Fragen und Antworten zum Dritten Bevölkerungsschutzgesetz

23. November 2020

Der Bundestag hat das Dritte Bevölkerungsschutzgesetz verabschiedet. Wie werden mit dem Gesetz die Grundrechte der Bürger geschützt? Wieviel Mitsprache hat der Bundestag jetzt? Gibt es eine Impfpflicht? Die wichtigsten Fragen und Antworten.

Da die in den Ländern beschlossenen Corona-Schutzmaßnahmen teilweise massiv in die Grundrechte der Bürger*innen eingreifen, hat die SPD-Bundestagsfraktion von Anfang an einen klareren und bundesweit einheitlichen gesetzlichen Rahmen für die Corona-Schutzmaßnahmen der Länder gefordert und in den parlamentarischen Beratungen auch durchgesetzt. Mit dem Dritten Bevölkerungsschutzgesetz, das am Mittwoch beschlossen wurde, werden dazu Anpassungen im Infektionsschutzgesetz (IfSG) vorgenommen.

Die derzeitige Lage ist in jeglicher Hinsicht außergewöhnlich: Zur Bekämpfung der Corona-Pandemie ist eine weitreichende Reduzierung von Kontakten erforderlich, da sich das Virus oftmals symptomfrei und daher zunächst unerkannt weiterverbreitet. Bei wem sich ein schwerer Verlauf entwickelt, lässt sich im Vorwege nicht sagen. Insbesondere ältere Menschen und Menschen mit chronischen Erkrankungen sind darum auf ein solidarisches Handeln der gesamten Gesellschaft angewiesen. Aber auch jüngere Menschen haben teilweise mit massiven Spätfolgen einer COVID-19-Erkrankung zu kämpfen, die es zu verhindern gilt. Den Staat trifft diesbezüglich eine Pflicht aus Art. 2 Abs. 2 S. 1 GG zum Schutz von Gesundheit und Leben.

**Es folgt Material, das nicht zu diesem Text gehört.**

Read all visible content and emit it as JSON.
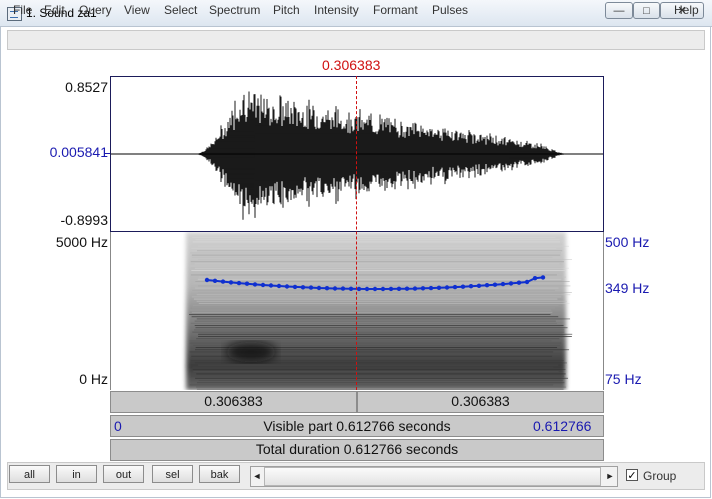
{
  "window": {
    "title": "1. Sound za1",
    "min_glyph": "—",
    "max_glyph": "□",
    "close_glyph": "✕"
  },
  "menu": [
    "File",
    "Edit",
    "Query",
    "View",
    "Select",
    "Spectrum",
    "Pitch",
    "Intensity",
    "Formant",
    "Pulses",
    "Help"
  ],
  "cursor_time": "0.306383",
  "waveform": {
    "y_max": "0.8527",
    "y_cursor": "0.005841",
    "y_min": "-0.8993"
  },
  "spectrogram": {
    "left_top": "5000 Hz",
    "left_bottom": "0 Hz",
    "right_top": "500 Hz",
    "right_mid": "349 Hz",
    "right_bottom": "75 Hz",
    "pitch_color": "#1030d0"
  },
  "bars": {
    "left_segment": "0.306383",
    "right_segment": "0.306383",
    "visible_start": "0",
    "visible_label": "Visible part 0.612766 seconds",
    "visible_end": "0.612766",
    "total_label": "Total duration 0.612766 seconds"
  },
  "toolbar": {
    "buttons": [
      "all",
      "in",
      "out",
      "sel",
      "bak"
    ],
    "scroll_left": "◄",
    "scroll_right": "►",
    "group_checked": true,
    "group_check_glyph": "✓",
    "group_label": "Group"
  }
}
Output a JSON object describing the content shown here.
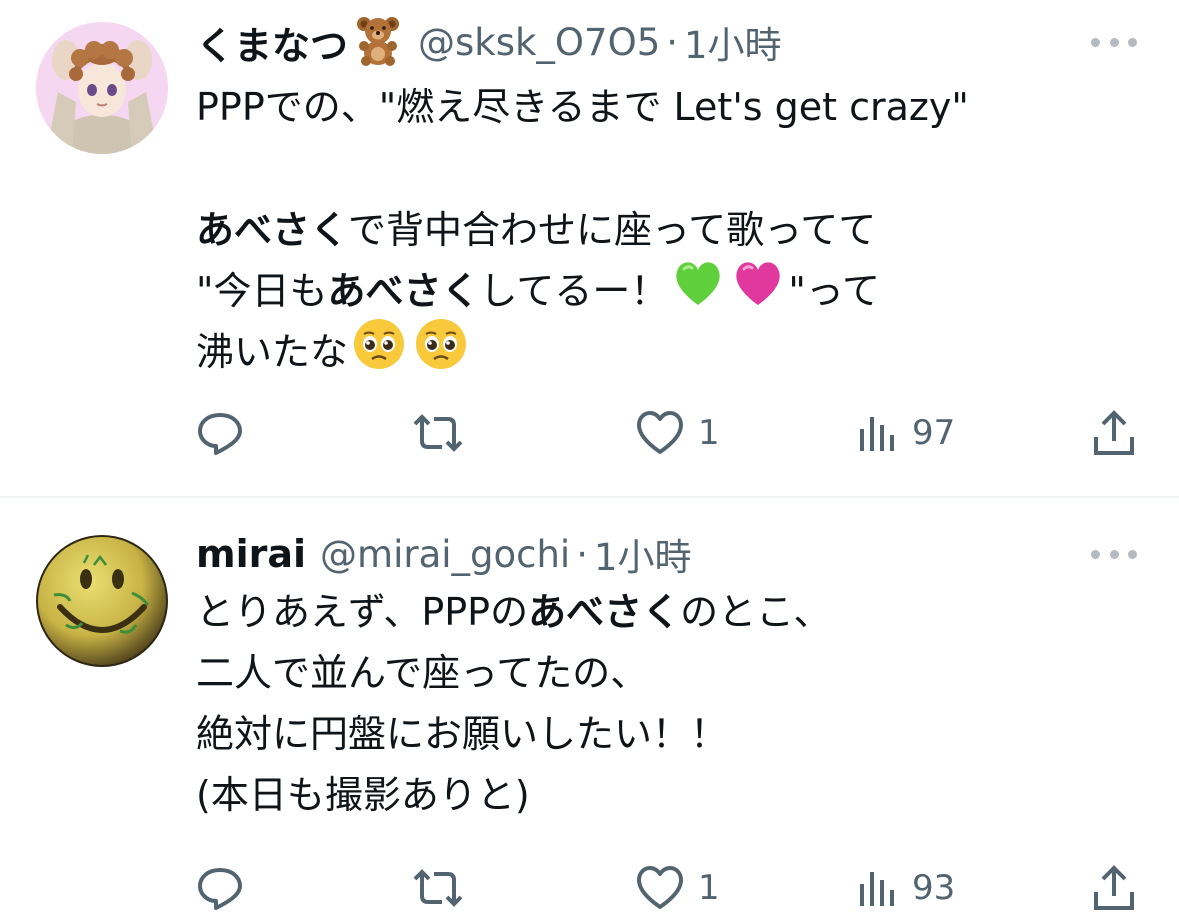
{
  "tweets": [
    {
      "author": {
        "name": "くまなつ",
        "name_emoji": "teddy-bear",
        "handle": "@sksk_O7O5",
        "dot": "·",
        "time": "1小時"
      },
      "body": {
        "l1": "PPPでの、\"燃え尽きるまで Let's get crazy\"",
        "l3_bold": "あべさく",
        "l3_rest": "で背中合わせに座って歌ってて",
        "l4_pre": "\"今日も",
        "l4_bold": "あべさく",
        "l4_post": "してるー！",
        "l4_tail": "\"って",
        "l5": "沸いたな",
        "l4_emojis": [
          "green-heart",
          "pink-heart"
        ],
        "l5_emojis": [
          "pleading-face",
          "pleading-face"
        ]
      },
      "stats": {
        "replies": "",
        "retweets": "",
        "likes": "1",
        "views": "97"
      }
    },
    {
      "author": {
        "name": "mirai",
        "handle": "@mirai_gochi",
        "dot": "·",
        "time": "1小時"
      },
      "body": {
        "l1_pre": "とりあえず、PPPの",
        "l1_bold": "あべさく",
        "l1_post": "のとこ、",
        "l2": "二人で並んで座ってたの、",
        "l3": "絶対に円盤にお願いしたい！！",
        "l4": "(本日も撮影ありと)"
      },
      "stats": {
        "replies": "",
        "retweets": "",
        "likes": "1",
        "views": "93"
      }
    }
  ],
  "colors": {
    "text": "#0f1419",
    "muted": "#536471",
    "divider": "#eff3f4"
  },
  "icons": [
    "reply-icon",
    "retweet-icon",
    "like-icon",
    "views-icon",
    "share-icon",
    "more-icon"
  ]
}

Zur Erfüllung dieser grundgesetzlichen Pflicht ergreifen die Landesregierungen derzeit umfangreiche Schutzmaßnahmen, die eine unkontrollierte Weiterverbreitung des Coronavirus verhindern sollen. Diese sind notwendig, um die zweite Infektionswelle zu brechen, die trotz des erheblich ausgeweiteten Schutzes vulnerabler Gruppe zu einer Zunahme der schweren Verläufe und Todesfälle geführt hat und unser Gesundheitssystem an die Grenzen seiner Leistungsfähigkeit treibt. Notwendig ist es aber auch, die Maßnahmen kontinuierlich auf ihre Geeignetheit, Erforderlichkeit und Angemessenheit hin zu überprüfen. Dabei dürfen nicht nur gesundheitspolitische Ziele eine Rolle spielen, sondern auch die sozialen, wirtschaftlichen und gesellschaftlichen Auswirkungen. Der Bundestag hat die Pflicht, die Regierung zu kontrollieren und den Spielraum, innerhalb dessen sich die Regierung bewegen darf, präzise zu definieren. Genau diese Aufgabe wird mit dem Dritten Bevölkerungsschutzgesetz erfüllt.

Was wurde mit dem 3. Bevölkerungsschutzgesetz geändert?

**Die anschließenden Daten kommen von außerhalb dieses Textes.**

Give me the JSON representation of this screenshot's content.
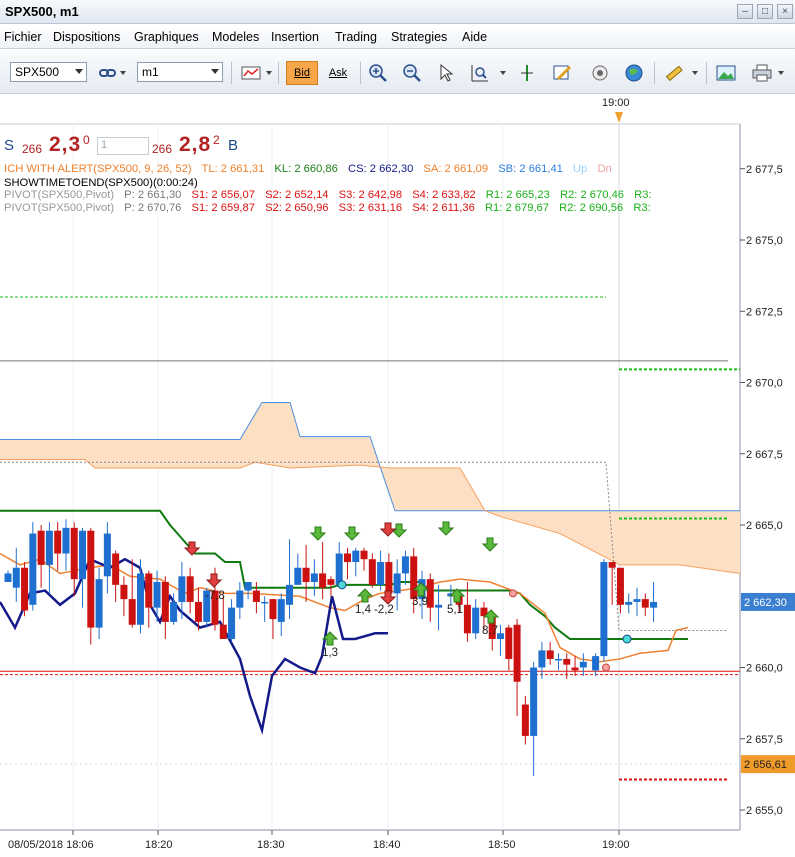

Neu ist ein § 28a im Infektionsschutzgesetz (IfSG). Ziel der Änderungen am Infektionsschutzgesetz ist es, einen effektiveren Grundrechtsschutz für die Bürgerinnen und Bürger, eine stärkere parlamentarische Kontrolle der Exekutive und mehr Rechtssicherheit im Corona-Krisenmanagement zu erreichen. Hierzu wird in dem Dritten Bevölkerungsschutzgesetz in einem neuen § 28a IfSG konkretisiert, unter welchen Voraussetzungen, welche Grundrechte wie lange und zu welchem Zweck im Zusammenhang mit der Corona-Pandemie eingeschränkt werden dürfen. Bislang sah das Gesetz eine sehr weite Generalklausel vor. Dieser Spielraum wird nun durch den Deutschen Bundestag auf Drängen der SPD inhaltlich und prozessual eingeengt und die Bundesregierung dem Bundestag gegenüber einer regelmäßigen Berichtspflicht über die Entwicklung der Pandemie unterworfen.

Darüber hinaus werden Anpassungen im Infektionsschutzgesetz vorgenommen, um die Länder, die Gesundheitsämter, die Krankenhäuser oder die Pflege-, Vorsorge- und Rehabilitationseinrichtungen bei der Bekämpfung der Pandemie weiter zu unterstützen. Vorbereitet wird außerdem der Start der Impfstrategie zum 16. Dezember, die Testkapazitäten werden erhöht, beispielsweise durch die Einbeziehung der veterinärmedizinischen Labore, und die Überwachung der Impfungen in den Impfzentren wird sichergestellt.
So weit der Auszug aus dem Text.